Par Mardi 1 septembre 2015 Permalink 21

Le retour des vacances des algériens ou franco-algériens vivant en France est diversement ressenti. Beaucoup sont allés dans leur pays d’origine et les expériences sont mitigées.

On voit actuellement des hommes rentrant du bled, la barbe bien taillée et la djellaba flambant neuve se promenant sur les trottoirs des villes de banlieue ou tranquillement assis à une terrasse fumant la chicha au soleil de la fin de saison estivale. Evidemment, les codes vestimentaires occidentaux sont directement défiés et la norme dans certains quartiers sur le sol français est plus à la tunique qu’au blouson. Le musulman militant, pourrait-on dire, a rechargé ses batteries au bled et rentre sûr de sa culture, de sa foi et de sa mission prosélyte.

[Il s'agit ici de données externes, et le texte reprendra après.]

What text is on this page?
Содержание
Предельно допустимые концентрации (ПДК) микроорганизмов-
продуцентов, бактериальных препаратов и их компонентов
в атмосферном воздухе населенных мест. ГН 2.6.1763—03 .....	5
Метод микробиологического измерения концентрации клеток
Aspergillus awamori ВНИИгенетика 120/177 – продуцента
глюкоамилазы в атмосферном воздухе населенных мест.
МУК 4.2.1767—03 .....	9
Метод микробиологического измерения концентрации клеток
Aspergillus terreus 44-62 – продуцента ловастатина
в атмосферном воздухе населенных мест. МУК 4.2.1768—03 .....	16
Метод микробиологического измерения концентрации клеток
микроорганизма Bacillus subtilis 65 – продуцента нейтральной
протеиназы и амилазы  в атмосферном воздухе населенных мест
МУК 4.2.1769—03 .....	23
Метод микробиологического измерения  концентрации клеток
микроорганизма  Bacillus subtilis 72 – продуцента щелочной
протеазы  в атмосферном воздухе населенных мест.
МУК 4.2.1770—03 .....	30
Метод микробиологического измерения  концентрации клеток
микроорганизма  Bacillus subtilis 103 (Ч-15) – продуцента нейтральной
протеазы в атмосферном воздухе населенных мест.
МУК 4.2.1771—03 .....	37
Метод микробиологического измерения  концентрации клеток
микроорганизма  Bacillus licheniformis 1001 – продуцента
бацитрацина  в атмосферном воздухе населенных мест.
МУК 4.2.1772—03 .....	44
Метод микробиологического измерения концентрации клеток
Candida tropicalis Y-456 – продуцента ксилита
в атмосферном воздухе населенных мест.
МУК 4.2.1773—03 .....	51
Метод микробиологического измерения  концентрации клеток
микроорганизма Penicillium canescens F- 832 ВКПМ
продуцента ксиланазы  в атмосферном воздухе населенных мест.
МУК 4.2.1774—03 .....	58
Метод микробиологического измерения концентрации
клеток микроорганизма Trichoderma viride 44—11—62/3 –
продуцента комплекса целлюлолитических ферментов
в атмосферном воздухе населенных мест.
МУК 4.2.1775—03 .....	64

En revanche certains propriétaires d’un appartement à Alger sont loin de revenir galvanisés. Beaucoup ont eu la surprise en arrivant de voir leur bien occupé. La crise du logement dans la capitale n’est pas traitée par les autorités qui préfèrent construire des mosquées géantes, laissant les citoyens qui n’osent rien dire (la chape de plomb posé sur les sujets religieux devient étouffante) dans la précarité mais donnant ainsi des gages aux islamistes plus conquérants que jamais dans le pays. Ces derniers n’hésitent donc pas à s’installer dans ces logements laissés vides une bonne partie de l’année par leur propriétaire vivant en France. Le cas d’une famille arrivée avec enfants et bagages est révélateur. Après avoir parlementé deux, trois jours avec les occupants, ceux-ci l’ont autorisée à rester cohabiter pendant la durée de leur séjour. Les femmes durent être voilées tout le temps et la journée était rythmée par les prières. L’une des filles est rentrées littéralement malade tant ses vacances l’avait dégoûtée! La propriété en Algérie ne garantit pas un usus de tout repos!

Le clivage entre le nord et le sud de la Méditerranée s’accentue. Quand certains tentent d’imposer les modes culturels par hégémonisme dans les lieux où ils ont débarqué, d’autres ne se ré-acclimatent pas au pays de leurs origines. C’est aussi ça le problème de l’immigration.